Годы жизни: с 28.08.1899 по 05.01.1951

Андрей Платнов - русский писатель и драматург, один из наиболее самобытных по стилю и языку русских литераторов первой половины XX века.

Андрей Платонович Климентов родился 28(16) августа 1899 года (при этом официально его день рождения отмечают 1 сентября) в многодетной семье слесаря железнодорожных мастерских в слободе Ямской на окраине города Воронежа. Фамилию Платонов он взял себе уже в 20-х годах, образовав ее от имени отца, Платона Фирсовича Климентова. Андрей был старшим из одиннадцати детей. Учился сначала в церковно-приходской школе, а затем в городском училище. Трудиться начал уже с 14 лет. "У нас семья была... 10 человек, а я старший сын - один работник, кроме отца. Отец же... не мог кормить такую орду", - писал он впоследствии в своих воспоминаниях. Юноша работал рассыльным, литейщиком на трубном заводе, электротехником, помощником машиниста. Мотив паровоза пройдет пото через все его творчество.

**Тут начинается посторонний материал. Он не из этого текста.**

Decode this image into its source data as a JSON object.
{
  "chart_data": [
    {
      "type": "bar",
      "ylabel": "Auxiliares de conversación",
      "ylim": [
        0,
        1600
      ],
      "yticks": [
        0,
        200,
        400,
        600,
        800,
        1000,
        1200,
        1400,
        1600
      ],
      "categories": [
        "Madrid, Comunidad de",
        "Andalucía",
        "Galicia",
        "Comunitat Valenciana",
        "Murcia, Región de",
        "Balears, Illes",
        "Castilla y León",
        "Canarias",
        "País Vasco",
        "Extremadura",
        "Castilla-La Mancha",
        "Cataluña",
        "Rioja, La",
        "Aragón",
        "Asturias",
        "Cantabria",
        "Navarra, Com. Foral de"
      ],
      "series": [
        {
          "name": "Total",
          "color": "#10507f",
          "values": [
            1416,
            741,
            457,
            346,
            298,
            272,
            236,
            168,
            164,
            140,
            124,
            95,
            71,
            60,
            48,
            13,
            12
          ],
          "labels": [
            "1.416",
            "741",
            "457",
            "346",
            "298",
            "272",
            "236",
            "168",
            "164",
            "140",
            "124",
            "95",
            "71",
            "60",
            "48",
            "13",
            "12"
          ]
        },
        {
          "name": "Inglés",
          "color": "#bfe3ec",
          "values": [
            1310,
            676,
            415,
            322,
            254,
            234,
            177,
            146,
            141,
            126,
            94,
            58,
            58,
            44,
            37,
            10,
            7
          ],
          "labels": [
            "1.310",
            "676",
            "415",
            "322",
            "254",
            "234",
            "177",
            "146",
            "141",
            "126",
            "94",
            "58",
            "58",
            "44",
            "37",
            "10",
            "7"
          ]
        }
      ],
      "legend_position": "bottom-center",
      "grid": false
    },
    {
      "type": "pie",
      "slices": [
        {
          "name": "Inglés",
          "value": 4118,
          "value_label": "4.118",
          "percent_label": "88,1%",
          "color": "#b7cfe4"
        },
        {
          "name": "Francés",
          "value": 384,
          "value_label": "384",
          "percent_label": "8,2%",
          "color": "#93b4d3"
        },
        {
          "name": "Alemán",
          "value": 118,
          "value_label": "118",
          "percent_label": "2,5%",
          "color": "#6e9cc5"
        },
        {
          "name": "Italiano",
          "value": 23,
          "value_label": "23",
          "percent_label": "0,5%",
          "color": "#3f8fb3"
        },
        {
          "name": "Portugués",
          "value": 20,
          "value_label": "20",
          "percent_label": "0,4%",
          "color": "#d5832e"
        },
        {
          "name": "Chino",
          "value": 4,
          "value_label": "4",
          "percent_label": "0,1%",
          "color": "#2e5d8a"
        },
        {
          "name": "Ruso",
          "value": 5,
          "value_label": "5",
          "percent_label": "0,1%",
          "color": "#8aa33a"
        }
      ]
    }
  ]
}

После революции, в 1918 году, Андрей вновь идет учиться. Поступает в Воронежский железнодорожный политехникум на электротехническое отделение. Воодушевленный новыми социалистическими идеями и веяниями, участвовал в дискуссиях Коммунистического союза журналистов, публиковал статьи, рассказы, стихи в воронежских газетах и журналах («Воронежская коммуна», «Красная деревня», «Железный путь» и др.). Но Гражданская война спутала все планы и в 1919 году он уходит на фронт как рядовой стрелок железнодорожного отряда, а также как «журналист советской прессы и литератор».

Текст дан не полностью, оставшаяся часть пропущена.